El 28 de febrero se dio la primera ofensiva coordinada por parte de las administraciones de Donald Trump y Benjamin Netanyahu. El ministro de Defensa israelí aseguró que quedan "miles" de objetivos por atacar, pero desde Washington plantean reducir los bombardeos.
A poco de cumplirse un mes de la guerra entre Estados Unidos, Israel e Irán, el ministro de Defensa de Israel, Israel Katz, aseguró que los ataques conjuntos se intensificarán de manera “significativa” durante la semana que se viene.
En la misma línea, el funcionario remarcó que las fuerzas israelíes aún cuentan con “miles” de objetivos dentro del territorio iraní y anticipó que la campaña militar podría extenderse durante varias semanas más. “No pararemos hasta que se alcancen todos los objetivos bélicos”, enfatizó.
Las declaraciones de Katz contrastan con los dichos recientes de Trump, quien señaló en redes sociales que Estados Unidos está “muy cerca” de cumplir sus metas en la región y que evalúa “reducir drásticamente” los esfuerzos militares en Medio Oriente.
Sin embargo, en paralelo a esa postura, continúan los movimientos militares en la zona: miles de infantes de marina y marineros estadounidenses se dirigen hacia Medio Oriente, en momentos en que la guerra con Irán transita su cuarta semana.

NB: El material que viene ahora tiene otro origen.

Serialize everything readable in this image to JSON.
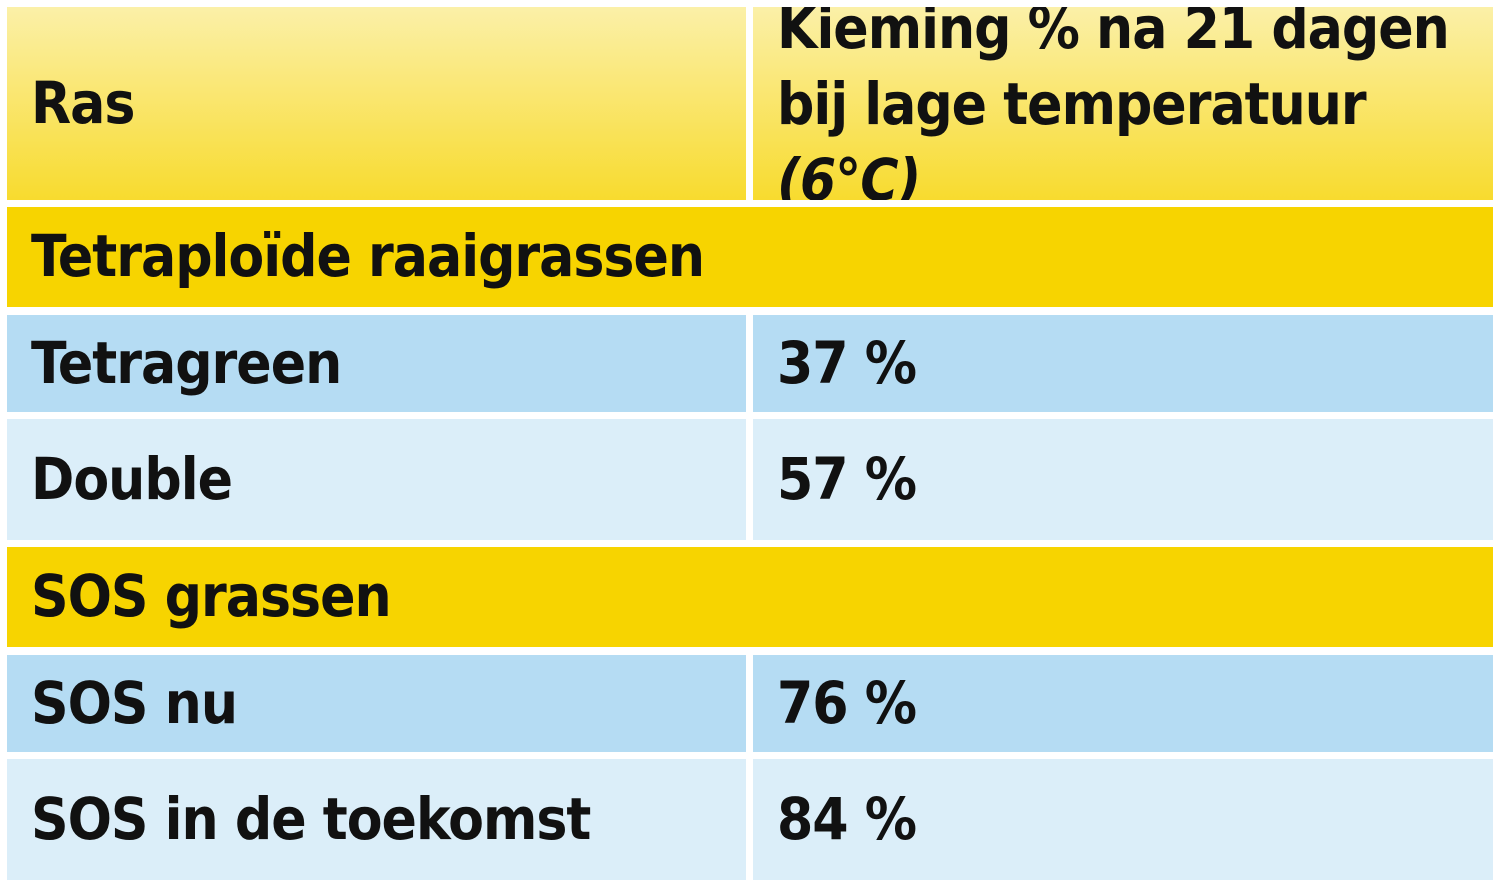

De hecho, Irán afirma que Estados Unidos e Israel lanzaron una ofensiva militar contra la planta de enriquecimiento de uranio de Natanz. Según informó la agencia Tasnim, no se produjeron fugas radiactivas y los residentes cercanos al lugar resultaron ilesos.
En medio del conflicto, Trump autorizó durante la noche del viernes una licencia temporal que permite que Irán comercialice alrededor de 140 millones de barriles de petróleo que se encuentran almacenados en buques cisterna. Según la Administración de Información Energética de Estados Unidos, ese volumen alcanza para cubrir la demanda global durante cerca de un día y medio.

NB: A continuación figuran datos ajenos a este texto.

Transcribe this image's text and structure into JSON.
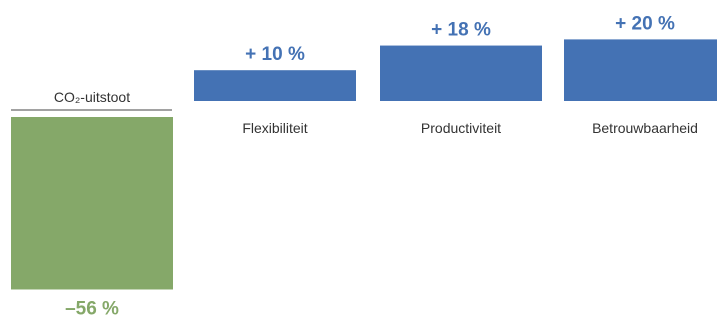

En plena escalada de la guerra en Medio Oriente, la República Islámica de Irán amenazó con atacar a los ciudadanos de sus enemigos, principalmente Estados Unidos e Israel, en los principales destinos turísticos del mundo. Así lo aseguró un alto mando militar del régimen mediante un mensaje oficial difundido este viernes.
El general Abolfazl Shekarchi, principal vocero militar de Irán, advirtió que "parques, áreas recreativas y destinos turísticos" de todo el mundo no serán seguros para los enemigos de Teherán.

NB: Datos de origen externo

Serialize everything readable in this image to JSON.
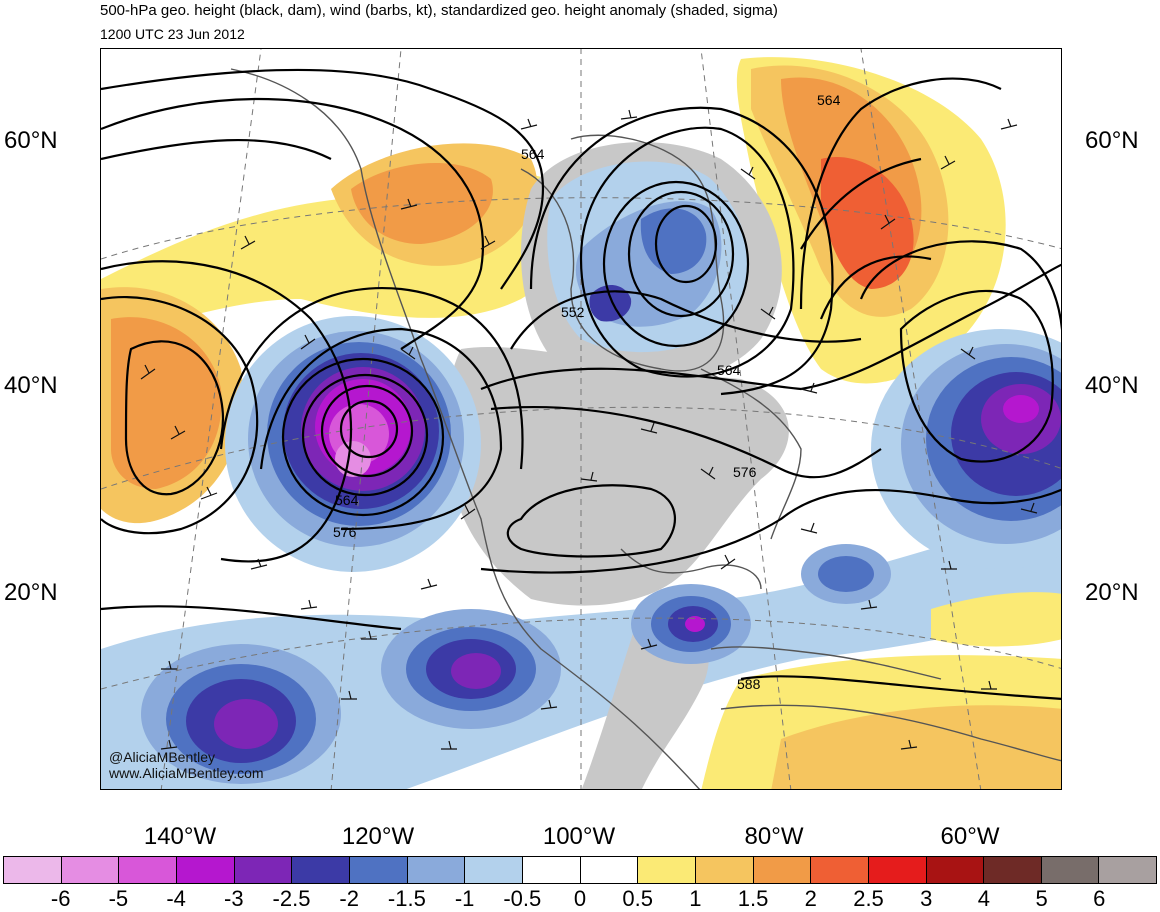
{
  "header": {
    "title": "500-hPa geo. height (black, dam), wind (barbs, kt), standardized geo. height anomaly (shaded, sigma)",
    "datetime": "1200 UTC 23 Jun 2012"
  },
  "axes": {
    "lat_left": [
      "60°N",
      "40°N",
      "20°N"
    ],
    "lat_right": [
      "60°N",
      "40°N",
      "20°N"
    ],
    "lon": [
      "140°W",
      "120°W",
      "100°W",
      "80°W",
      "60°W"
    ]
  },
  "contour_labels": [
    "564",
    "564",
    "552",
    "564",
    "576",
    "564",
    "576",
    "588"
  ],
  "credits": [
    "@AliciaMBentley",
    "www.AliciaMBentley.com"
  ],
  "colorbar": {
    "colors": [
      "#ecb8ea",
      "#e58de3",
      "#d857d9",
      "#b517cf",
      "#7d26b6",
      "#3c3aa6",
      "#4f72c2",
      "#8aaadb",
      "#b3d1ec",
      "#ffffff",
      "#ffffff",
      "#fbea75",
      "#f5c55f",
      "#f19b47",
      "#ef5f34",
      "#e51c1c",
      "#a81313",
      "#6e2a26",
      "#786d6a",
      "#a8a0a0"
    ],
    "ticks": [
      "-6",
      "-5",
      "-4",
      "-3",
      "-2.5",
      "-2",
      "-1.5",
      "-1",
      "-0.5",
      "0",
      "0.5",
      "1",
      "1.5",
      "2",
      "2.5",
      "3",
      "4",
      "5",
      "6"
    ]
  }
}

Además, las Fuerzas Armadas de la República Islámica amenazaron con perseguir a funcionarios y comandantes estadounidenses e israelíes cuando estén de vacaciones o visitando centros de ocio. "A partir de ahora, los paseos, complejos turísticos, centros turísticos y de entretenimiento en el mundo tampoco serán seguros para ustedes", sentenció el vocero militar iraní.
Por otra parte, el líder supremo de Irán, Mojtaba Khamenei, difundió un mensaje desafiante por redes sociales en el que sostuvo que "el enemigo ha sido derrotado", en referencia a Estados Unidos e Israel. El pronunciamiento del heredero del régimen islámico, tras la muerte de su padre Alí Khamenei al inicio de la guerra, se realizó con motivo del Año Nuevo persa.
"En este momento, gracias a la especial unidad que se ha creado entre nuestros compatriotas, a pesar de todas las diferencias de origen religioso, intelectual, cultural y político, el enemigo ha sido derrotado", dijo el ayatollah, en una declaración escrita leída en la televisión iraní.